Three things that are, and hopefully will be, making my world a better place:
- Top Chef Masters (TV addiction)
While I am not a fan of “reality TV” in general, I love Top Chef, the food and cooking competition on the Bravo network. I can proudly say that I introduced three friends to the show during its fifth season, which wrapped up earlier this year, and by my observation they are each now as big a fan of the show as I. While we’re waiting for Season 6 to start, Bravo is offering us Top Chef Masters, beginning tonight. The show places 24 big-name chefs (including Hubert Keller, Wylie Dufresne, Roy Yamaguchi and Rick Bayless) in competition against one another. I expect the melodrama to be dialed down a notch and the epicurean artistry to be dialed up high! Details here.

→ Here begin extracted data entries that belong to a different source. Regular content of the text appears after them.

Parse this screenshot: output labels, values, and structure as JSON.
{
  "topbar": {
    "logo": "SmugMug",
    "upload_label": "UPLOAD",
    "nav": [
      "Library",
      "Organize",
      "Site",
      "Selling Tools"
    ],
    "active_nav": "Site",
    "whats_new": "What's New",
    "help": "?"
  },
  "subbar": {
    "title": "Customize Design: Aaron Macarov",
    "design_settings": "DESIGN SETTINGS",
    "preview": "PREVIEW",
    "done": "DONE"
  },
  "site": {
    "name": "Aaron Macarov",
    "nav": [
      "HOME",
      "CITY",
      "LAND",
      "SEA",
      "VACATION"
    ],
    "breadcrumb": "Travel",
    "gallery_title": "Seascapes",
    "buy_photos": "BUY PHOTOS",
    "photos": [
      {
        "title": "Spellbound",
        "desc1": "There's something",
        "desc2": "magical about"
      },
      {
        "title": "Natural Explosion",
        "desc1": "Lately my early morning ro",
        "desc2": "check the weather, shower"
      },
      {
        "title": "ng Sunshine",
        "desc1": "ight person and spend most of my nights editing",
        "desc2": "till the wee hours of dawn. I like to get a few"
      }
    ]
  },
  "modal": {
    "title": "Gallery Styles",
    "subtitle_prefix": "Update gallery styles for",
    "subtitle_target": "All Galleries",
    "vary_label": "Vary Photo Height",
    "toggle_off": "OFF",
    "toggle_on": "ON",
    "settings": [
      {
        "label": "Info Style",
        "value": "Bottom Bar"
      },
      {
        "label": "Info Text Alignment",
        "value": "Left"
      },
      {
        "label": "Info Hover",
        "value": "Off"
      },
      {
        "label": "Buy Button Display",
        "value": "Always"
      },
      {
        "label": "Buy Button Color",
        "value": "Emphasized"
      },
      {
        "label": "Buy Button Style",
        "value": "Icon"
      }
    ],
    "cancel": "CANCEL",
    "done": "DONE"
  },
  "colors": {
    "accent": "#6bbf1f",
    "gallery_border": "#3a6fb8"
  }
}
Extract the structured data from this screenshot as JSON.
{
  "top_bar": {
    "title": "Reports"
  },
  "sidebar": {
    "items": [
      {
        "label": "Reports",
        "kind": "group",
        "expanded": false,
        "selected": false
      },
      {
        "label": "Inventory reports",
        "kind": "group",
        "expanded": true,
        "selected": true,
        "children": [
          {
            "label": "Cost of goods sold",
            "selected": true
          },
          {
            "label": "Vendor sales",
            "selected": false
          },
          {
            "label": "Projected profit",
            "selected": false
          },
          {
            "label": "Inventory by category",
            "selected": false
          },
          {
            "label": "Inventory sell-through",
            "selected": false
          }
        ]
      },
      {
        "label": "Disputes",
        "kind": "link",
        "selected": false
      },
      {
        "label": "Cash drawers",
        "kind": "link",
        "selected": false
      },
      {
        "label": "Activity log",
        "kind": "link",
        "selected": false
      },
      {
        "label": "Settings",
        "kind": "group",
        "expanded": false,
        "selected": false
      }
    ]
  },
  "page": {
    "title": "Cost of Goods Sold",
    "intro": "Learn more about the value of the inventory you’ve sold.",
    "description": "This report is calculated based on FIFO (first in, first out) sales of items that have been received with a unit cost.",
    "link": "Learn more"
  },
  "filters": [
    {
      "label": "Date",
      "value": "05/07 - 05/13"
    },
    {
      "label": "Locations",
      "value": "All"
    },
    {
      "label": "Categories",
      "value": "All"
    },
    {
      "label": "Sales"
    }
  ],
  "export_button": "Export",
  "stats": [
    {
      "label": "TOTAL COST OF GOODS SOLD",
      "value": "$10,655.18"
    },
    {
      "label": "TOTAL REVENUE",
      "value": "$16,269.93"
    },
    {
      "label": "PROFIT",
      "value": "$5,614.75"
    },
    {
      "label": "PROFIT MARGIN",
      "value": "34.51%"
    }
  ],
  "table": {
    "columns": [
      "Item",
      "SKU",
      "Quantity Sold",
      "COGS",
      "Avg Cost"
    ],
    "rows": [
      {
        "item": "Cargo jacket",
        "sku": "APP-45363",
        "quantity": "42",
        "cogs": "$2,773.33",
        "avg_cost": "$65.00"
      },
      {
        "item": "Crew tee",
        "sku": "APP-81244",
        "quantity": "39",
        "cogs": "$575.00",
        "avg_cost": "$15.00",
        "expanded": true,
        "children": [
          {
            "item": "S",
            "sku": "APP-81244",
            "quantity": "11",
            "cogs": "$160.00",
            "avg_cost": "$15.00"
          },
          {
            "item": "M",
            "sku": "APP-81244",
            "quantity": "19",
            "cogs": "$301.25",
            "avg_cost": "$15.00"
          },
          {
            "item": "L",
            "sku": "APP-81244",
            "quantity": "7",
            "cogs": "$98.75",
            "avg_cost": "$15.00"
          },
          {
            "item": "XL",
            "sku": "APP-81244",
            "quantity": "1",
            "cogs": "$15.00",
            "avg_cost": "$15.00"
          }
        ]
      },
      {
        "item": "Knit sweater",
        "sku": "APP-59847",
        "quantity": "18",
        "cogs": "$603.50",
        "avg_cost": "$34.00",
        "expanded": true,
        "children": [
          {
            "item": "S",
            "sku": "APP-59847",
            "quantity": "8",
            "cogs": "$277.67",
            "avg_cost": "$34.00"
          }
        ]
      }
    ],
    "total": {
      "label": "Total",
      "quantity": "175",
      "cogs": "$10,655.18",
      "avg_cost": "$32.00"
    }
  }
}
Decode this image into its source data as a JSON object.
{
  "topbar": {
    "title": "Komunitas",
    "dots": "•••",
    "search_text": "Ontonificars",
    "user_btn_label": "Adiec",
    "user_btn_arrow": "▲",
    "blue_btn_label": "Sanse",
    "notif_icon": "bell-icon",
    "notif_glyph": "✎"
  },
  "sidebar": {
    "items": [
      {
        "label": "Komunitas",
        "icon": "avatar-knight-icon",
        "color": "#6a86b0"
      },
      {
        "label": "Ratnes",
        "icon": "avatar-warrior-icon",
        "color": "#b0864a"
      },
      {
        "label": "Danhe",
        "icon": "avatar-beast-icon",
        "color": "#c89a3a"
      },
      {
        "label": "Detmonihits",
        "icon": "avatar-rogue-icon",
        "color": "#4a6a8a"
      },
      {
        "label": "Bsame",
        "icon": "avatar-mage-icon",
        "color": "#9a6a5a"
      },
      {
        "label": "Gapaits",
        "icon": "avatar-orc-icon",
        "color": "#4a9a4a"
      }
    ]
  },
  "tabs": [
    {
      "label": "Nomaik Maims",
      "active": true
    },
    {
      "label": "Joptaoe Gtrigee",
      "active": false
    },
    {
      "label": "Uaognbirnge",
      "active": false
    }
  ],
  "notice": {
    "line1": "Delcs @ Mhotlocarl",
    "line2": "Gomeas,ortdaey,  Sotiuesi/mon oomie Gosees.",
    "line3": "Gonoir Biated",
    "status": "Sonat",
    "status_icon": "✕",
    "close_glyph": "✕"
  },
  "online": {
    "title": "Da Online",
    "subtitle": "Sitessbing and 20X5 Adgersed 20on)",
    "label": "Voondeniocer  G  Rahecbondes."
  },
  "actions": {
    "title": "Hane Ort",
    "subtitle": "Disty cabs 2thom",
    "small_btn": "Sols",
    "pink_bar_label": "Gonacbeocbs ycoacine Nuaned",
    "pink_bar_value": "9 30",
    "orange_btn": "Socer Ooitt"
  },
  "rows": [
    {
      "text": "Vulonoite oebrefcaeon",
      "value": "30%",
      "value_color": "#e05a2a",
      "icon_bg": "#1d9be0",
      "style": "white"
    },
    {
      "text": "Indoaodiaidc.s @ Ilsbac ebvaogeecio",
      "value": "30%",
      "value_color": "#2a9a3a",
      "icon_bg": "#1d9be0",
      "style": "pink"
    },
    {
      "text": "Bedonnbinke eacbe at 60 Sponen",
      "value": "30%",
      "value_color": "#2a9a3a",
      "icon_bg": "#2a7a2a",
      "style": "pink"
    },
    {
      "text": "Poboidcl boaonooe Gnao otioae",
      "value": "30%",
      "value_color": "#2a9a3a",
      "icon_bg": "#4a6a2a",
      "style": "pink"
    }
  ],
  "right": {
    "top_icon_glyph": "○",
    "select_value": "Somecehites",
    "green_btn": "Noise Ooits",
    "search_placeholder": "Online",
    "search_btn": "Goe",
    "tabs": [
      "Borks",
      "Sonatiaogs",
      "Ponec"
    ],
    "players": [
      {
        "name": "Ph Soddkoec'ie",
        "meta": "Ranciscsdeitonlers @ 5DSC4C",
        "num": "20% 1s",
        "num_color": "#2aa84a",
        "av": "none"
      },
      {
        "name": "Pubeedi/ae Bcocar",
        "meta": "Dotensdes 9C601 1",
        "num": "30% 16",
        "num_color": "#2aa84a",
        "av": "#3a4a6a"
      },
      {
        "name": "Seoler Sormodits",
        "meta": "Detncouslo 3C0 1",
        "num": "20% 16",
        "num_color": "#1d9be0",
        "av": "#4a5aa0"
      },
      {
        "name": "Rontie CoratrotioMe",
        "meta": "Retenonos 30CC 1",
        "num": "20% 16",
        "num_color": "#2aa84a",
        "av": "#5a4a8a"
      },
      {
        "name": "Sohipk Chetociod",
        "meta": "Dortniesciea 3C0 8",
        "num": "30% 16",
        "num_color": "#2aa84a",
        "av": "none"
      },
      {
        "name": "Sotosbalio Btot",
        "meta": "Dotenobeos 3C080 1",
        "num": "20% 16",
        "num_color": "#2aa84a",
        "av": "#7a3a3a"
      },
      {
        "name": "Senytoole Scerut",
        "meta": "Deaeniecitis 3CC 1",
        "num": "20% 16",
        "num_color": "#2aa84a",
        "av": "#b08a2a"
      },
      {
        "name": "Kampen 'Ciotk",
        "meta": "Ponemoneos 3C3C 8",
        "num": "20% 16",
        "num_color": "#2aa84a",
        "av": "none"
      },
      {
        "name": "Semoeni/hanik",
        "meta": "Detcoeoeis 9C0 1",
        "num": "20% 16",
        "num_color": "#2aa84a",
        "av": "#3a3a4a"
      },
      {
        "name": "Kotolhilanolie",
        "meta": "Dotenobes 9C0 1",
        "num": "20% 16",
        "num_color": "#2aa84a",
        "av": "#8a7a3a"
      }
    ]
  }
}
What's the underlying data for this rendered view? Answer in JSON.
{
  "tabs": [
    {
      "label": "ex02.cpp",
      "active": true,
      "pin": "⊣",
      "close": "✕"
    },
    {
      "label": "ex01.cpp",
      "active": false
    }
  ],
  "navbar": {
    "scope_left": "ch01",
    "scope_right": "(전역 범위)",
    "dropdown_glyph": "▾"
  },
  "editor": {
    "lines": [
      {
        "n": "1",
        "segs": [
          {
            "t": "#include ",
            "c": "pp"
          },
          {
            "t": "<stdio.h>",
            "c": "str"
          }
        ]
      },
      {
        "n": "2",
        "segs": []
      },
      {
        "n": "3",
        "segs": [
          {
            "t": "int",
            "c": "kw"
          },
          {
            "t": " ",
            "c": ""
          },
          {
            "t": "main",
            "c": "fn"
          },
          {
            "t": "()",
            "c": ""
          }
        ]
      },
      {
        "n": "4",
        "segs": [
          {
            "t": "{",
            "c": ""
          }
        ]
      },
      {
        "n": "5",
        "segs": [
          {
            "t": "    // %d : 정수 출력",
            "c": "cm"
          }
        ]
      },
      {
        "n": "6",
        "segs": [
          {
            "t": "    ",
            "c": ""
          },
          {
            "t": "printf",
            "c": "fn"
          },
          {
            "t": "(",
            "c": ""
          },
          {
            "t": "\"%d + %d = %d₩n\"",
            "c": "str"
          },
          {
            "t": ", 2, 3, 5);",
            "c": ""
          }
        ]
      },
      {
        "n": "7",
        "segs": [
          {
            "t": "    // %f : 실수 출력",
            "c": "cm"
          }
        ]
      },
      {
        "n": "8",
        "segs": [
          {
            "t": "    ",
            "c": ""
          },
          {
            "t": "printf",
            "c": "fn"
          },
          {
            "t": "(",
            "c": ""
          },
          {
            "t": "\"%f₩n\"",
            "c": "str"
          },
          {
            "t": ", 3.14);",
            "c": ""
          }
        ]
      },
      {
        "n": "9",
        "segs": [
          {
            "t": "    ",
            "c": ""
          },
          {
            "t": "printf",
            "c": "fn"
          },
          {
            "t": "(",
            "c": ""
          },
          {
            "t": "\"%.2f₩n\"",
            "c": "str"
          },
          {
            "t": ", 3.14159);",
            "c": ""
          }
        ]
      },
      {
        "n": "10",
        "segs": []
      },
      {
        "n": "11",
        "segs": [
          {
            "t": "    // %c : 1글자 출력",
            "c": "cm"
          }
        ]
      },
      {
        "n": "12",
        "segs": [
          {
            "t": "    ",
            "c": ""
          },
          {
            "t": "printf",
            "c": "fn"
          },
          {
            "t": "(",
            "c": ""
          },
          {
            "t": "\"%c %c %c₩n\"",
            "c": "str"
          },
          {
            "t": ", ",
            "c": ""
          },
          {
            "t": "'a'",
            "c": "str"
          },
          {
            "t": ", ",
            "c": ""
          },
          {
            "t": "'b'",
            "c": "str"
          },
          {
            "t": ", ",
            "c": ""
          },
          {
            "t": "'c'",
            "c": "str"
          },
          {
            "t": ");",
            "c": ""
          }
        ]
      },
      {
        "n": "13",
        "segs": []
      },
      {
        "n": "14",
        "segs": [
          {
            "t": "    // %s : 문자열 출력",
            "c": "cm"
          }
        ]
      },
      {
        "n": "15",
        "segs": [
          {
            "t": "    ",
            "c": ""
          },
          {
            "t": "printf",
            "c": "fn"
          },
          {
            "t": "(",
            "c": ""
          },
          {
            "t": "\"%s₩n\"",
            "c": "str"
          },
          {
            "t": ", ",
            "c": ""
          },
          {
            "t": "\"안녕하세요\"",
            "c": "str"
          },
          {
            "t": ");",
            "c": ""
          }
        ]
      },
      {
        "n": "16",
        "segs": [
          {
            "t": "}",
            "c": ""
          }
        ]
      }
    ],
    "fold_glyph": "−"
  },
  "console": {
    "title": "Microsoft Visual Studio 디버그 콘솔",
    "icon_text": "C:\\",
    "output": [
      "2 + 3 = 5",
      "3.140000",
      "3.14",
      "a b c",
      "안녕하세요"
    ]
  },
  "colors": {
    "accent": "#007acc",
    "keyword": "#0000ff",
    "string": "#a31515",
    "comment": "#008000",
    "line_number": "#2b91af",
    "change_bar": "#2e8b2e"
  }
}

- Researching my house (super-sleuthing)
Last week I trekked to the Birmingham City Archives to research the history of my 1920s bungalow. What compelled me to do this is that the Jefferson County Historical Commission offers a program that allows historic designation for houses over 50 years old. The only catch is that the homeowner must do all of the research and pay a nominal ($125) fee for the creation of a plaque that can be displayed on the building. During my afternoon in the library, I discovered that I am the eighth owner of this home, having the third-longest tenure of residence (so far). I also found out that the 5100 block that I live on used to be the 5200 block and that, sometime pre-1925, the street was known as Willow Avenue (there is not a willow tree anywhere nearby that I have seen, excepting the one I planted in the alley behind my house about five years ago). Once the fruits of my research are submitted, if they stand up favorably to the scrutiny of the Commission, my home will be given an official name. My guess is that the title will reflect the first two owners’ names, and I can then claim ownership of and residence in the Sutton-Wade house. Stay tuned for more on that!
- American Masters: The American Novel (more TV)
This coming Sunday, the PBS television series American Masters debuts its newest installment, The American Novel. Subtitled “Novel Reflections on the American Dream,” the program will explore “the characters, plots and themes of seven novels that deal with wealth, poverty, and the nature of success and failure in America.” The featured novels include The Great Gatsby, The Grapes of Wrath and Edith Wharton’s The House of Mirth. Watch the very brief and cryptic trailer here.